Yes... henceforth this thread is in the habanos lounge...


----------



## radar (Dec 31, 1999)

St Luis Rey then Partagas


----------



## IHT (Dec 27, 2003)

radar said:


> St Luis Rey then Partagas


i'm lookin' like radars avitar right now. totally forgot SLR. duh...

---
Jeff, yes, the poll is for the original brands (cuban)..


----------



## dadof3illinois (Nov 7, 2004)

Hey, IHT....wouldn't it have been faster to say you like everything except Cohiba and H. Upmans..... :r


----------



## colgate (Jan 18, 2005)

I'm no expert here but so far it's more a matter of age and factory than brand. I recently got some boli bf's and mc#2's both stamped GKI as made in the havana german' partagas factory, 4 months apart in age and they have the same fit and feel with the boli's being a slightly amped down version of the over the top twang of the mc torpedos. Both were spongy and bumpy as could be. Older montes taste nothing like twanged up fresh ones and I would be so bold to say these sep04 #2's have more in common with the jun04 bbf's than they do to an aged #2.


----------



## motortown (Jan 14, 2004)

Lamar said:


> Partagas! They have too many go to smokes to overlook. Party Shorts, D4, Lusi and the up and coming Pirimide...

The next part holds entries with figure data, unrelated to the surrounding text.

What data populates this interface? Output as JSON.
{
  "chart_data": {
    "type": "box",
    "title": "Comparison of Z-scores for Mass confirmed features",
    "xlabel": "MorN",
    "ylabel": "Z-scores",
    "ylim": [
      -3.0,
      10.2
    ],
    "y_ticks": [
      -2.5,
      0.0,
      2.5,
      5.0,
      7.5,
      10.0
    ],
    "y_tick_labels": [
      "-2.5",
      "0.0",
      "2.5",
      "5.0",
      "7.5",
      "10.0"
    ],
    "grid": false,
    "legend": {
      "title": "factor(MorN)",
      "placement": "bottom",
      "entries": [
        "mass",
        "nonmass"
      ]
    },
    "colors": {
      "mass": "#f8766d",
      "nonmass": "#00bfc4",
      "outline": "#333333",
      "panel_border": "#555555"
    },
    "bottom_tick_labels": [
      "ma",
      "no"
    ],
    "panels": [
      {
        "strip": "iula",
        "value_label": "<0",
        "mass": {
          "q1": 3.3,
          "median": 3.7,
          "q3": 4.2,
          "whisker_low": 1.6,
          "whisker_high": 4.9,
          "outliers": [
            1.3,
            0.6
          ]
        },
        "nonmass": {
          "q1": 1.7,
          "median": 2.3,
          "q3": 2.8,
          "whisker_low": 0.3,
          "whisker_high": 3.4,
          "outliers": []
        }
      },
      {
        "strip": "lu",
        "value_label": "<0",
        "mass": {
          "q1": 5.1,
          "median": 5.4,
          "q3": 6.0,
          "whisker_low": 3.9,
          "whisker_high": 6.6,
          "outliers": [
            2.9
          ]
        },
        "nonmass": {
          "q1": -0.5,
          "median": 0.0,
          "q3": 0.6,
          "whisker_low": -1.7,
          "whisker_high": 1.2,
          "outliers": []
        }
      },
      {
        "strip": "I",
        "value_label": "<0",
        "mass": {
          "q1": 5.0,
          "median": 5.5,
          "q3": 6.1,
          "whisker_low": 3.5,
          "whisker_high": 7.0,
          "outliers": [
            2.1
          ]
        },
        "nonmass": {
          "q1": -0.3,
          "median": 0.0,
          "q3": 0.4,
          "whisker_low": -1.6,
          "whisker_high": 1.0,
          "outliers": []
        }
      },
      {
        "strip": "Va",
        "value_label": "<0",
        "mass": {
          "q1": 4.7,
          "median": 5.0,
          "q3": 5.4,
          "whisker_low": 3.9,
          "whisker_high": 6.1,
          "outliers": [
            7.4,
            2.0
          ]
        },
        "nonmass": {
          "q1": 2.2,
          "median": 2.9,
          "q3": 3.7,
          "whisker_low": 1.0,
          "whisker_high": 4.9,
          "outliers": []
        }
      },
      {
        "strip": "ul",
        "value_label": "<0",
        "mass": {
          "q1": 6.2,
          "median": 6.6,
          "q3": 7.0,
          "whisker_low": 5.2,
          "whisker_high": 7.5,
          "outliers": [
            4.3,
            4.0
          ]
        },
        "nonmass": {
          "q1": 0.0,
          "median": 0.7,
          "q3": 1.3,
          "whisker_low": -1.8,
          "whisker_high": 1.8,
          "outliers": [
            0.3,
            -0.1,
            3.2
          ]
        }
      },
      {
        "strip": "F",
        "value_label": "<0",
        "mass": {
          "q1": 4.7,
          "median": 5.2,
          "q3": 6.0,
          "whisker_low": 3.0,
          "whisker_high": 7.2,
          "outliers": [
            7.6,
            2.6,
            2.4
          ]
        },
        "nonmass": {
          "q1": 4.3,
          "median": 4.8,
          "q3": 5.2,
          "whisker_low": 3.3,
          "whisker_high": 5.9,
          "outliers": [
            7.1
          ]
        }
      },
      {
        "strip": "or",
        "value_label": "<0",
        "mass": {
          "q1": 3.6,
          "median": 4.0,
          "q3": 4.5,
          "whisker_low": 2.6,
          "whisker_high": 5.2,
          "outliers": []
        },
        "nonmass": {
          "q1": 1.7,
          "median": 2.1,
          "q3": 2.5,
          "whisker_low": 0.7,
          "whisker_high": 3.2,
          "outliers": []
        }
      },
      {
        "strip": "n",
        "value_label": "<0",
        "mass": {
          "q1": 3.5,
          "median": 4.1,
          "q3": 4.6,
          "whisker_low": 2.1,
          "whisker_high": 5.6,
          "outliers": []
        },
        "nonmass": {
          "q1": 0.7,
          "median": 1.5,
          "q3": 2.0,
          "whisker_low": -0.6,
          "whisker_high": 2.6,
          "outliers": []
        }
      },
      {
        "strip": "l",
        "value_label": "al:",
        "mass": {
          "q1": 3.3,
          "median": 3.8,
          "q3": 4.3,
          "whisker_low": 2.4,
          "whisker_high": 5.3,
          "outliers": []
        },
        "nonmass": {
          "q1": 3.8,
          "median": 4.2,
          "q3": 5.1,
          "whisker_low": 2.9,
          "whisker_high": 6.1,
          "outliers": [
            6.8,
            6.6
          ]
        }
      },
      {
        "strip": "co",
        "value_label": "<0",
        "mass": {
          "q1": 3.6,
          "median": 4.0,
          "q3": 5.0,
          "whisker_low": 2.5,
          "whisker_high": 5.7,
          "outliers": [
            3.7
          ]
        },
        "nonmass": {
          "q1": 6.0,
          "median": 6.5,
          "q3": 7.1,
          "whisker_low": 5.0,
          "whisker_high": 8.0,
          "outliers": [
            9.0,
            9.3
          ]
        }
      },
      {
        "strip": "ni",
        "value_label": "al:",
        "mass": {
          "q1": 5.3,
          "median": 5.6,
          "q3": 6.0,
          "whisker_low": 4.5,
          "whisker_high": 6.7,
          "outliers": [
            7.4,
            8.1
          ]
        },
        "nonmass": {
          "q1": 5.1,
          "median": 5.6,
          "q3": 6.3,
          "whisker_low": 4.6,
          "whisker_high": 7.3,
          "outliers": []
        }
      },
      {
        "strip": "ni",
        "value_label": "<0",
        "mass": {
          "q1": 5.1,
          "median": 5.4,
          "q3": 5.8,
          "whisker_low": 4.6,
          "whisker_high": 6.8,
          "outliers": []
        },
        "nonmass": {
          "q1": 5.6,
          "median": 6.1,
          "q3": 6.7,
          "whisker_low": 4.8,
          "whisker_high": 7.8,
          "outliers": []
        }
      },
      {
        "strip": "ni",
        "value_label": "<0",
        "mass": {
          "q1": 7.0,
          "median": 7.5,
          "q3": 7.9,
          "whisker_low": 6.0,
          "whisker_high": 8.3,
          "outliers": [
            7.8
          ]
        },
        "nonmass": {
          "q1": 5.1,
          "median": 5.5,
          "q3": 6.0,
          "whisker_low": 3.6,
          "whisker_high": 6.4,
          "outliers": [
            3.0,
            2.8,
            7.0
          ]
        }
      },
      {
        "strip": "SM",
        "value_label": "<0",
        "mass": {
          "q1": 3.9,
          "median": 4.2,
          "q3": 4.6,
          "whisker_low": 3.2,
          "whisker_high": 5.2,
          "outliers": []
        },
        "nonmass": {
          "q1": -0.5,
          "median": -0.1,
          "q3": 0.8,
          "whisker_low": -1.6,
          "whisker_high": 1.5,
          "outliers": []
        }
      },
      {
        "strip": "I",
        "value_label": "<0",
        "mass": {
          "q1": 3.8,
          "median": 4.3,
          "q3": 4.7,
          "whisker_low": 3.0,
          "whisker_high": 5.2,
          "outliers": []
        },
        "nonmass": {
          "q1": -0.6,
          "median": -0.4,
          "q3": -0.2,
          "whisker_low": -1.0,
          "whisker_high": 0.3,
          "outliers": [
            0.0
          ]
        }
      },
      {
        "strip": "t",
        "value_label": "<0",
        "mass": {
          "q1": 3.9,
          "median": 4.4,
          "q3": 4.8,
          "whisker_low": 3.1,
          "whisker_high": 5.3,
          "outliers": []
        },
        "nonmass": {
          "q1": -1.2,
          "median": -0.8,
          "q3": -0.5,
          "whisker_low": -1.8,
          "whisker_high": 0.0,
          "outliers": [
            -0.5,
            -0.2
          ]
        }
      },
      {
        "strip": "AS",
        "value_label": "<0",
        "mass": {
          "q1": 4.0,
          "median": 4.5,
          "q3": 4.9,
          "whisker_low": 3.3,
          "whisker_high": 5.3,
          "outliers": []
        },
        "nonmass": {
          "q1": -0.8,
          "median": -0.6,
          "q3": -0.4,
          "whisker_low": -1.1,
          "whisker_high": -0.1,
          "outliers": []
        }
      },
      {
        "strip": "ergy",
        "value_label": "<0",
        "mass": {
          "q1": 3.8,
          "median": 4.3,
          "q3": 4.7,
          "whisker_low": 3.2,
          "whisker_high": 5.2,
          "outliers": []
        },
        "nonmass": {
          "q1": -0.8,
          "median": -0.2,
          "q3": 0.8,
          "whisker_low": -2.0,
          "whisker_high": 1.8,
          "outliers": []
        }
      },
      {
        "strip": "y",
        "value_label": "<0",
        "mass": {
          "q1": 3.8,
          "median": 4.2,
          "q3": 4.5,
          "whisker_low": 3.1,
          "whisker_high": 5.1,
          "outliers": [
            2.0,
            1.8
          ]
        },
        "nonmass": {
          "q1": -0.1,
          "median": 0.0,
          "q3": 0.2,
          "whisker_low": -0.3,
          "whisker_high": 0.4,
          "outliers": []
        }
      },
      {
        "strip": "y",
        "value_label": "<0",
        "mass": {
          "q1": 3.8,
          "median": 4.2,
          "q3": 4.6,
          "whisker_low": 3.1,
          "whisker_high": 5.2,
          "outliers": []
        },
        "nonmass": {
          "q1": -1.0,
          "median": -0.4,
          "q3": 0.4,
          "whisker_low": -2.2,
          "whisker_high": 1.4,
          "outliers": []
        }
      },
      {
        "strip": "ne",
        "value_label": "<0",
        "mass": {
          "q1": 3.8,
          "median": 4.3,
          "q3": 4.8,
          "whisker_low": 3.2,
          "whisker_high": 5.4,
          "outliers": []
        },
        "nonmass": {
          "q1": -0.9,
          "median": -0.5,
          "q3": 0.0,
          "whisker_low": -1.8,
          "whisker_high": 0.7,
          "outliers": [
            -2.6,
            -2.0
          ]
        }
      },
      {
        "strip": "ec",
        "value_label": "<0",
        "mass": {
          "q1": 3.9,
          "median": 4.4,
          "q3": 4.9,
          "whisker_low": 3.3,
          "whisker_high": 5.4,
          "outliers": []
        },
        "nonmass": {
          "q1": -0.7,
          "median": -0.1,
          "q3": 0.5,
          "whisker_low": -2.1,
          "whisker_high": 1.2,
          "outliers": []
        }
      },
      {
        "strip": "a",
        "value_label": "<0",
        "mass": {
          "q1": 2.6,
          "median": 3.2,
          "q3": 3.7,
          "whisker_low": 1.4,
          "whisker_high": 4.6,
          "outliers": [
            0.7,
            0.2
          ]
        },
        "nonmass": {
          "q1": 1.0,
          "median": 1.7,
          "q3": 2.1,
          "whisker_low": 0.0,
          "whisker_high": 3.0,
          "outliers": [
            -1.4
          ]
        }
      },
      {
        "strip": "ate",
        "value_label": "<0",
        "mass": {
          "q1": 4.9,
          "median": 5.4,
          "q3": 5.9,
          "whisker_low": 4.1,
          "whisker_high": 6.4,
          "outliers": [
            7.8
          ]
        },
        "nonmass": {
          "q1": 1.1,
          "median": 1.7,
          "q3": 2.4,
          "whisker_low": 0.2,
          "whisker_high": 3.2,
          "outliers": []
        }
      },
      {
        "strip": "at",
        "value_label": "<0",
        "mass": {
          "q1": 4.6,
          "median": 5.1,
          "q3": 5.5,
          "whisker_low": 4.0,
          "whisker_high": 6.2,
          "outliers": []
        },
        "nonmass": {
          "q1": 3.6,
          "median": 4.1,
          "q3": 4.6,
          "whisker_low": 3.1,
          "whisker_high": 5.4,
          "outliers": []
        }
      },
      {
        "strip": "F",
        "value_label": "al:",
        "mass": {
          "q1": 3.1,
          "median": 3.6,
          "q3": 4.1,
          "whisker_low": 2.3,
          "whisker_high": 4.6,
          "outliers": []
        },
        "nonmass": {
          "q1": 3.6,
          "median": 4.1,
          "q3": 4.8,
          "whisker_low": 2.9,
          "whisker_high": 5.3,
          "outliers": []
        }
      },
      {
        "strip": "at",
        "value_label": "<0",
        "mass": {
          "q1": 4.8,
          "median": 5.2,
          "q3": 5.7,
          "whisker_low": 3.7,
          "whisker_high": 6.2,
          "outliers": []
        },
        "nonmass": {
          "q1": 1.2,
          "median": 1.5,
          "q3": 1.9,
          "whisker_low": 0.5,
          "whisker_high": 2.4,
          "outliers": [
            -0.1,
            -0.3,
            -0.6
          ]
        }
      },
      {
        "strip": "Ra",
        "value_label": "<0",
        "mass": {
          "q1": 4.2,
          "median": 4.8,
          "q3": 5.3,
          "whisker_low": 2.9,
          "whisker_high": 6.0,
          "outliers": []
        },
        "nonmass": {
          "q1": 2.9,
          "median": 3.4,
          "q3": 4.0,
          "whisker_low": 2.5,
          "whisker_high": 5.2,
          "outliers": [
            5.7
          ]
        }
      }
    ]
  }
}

You betcha'!  And don't forget the 8-9-8's, either!


----------



## coppertop (Dec 29, 2003)

dadof3illinois said:


> Hey, IHT....wouldn't it have been faster to say you like everything except Cohiba and H. Upmans..... :r


HAHAHAHAHAHA So true Dad.............that would have been easier.


----------



## Rob T (Feb 6, 2005)

I sure wasn't alone in voting for _Partagas_!


----------



## InfrnalSky (Apr 24, 2004)

I'm a Montecristo whore  

Eddie


----------



## pinokio (Feb 7, 2005)

Yep! Partagas for me. Great smokes !!

Take Care


----------



## CoventryCat86 (Oct 14, 2004)

Saint Luis Rey


----------



## chris12381 (Dec 21, 2004)

Ramón Allones...

...but alas, it´s not listed!

So I went with 'other'.

Chris


----------



## cosner63 (Sep 8, 2005)

I voted other, because there are several Brands that are my Favorites.


----------



## Sean9689 (Nov 9, 2005)

I love all that is H.Upmann!


----------



## ATLHARP (May 3, 2005)

My favorite line is San Cristobal....The La Fuerza and the Principes are to die for!  

Yummy!

ATL


----------



## gorob23 (May 21, 2005)

Usually what ever larry tells me I like, so far he hasn't been wrong yet  

However if I had to vote (sorry I need to put a top 2)
cohiba, partagas :w


----------



## dayplanner (Dec 11, 1997)

I went with Partagas.... but Boli runs a close second place!


----------



## Bubba -NJ (Dec 6, 2005)

I've never tossed a Cuban , although I haven't had to many either . Maybe 15 or 16 total and 1 that I know was a fake . I've had Cohiba , Monte , RyJ , La Gloria , and H.Upmann . I would like to try some Partagas , Punch , Quai D' Orsay and El Rey del Mundo's some day .So far I've liked the Montes best .


----------



## croatan (Mar 23, 2005)

I'm a total Bolivar whore. Pretty much all of their vitolas have the characteristics that I look for in a cigar.


----------



## opus (Jun 21, 2005)

Ramon Allones baby all the way. RASS, RASCC, Gigantes---It's all good


----------



## JezterVA (Sep 8, 2005)

So far I've only smoked 3 of the above listed brands, and the HdM is my favorite of them so far, with Partagas right on it's heels.


----------



## SuperT (Oct 19, 2005)

Boli, hands down. 

After that, I'd say I have no effin' clue. . .


----------



## mosesbotbol (Sep 21, 2005)

I'd like to say Trinidad is my favorite brand, but I'll need board members to send me more sticks to confirm that I like them more than Partagas or Bolivar...


----------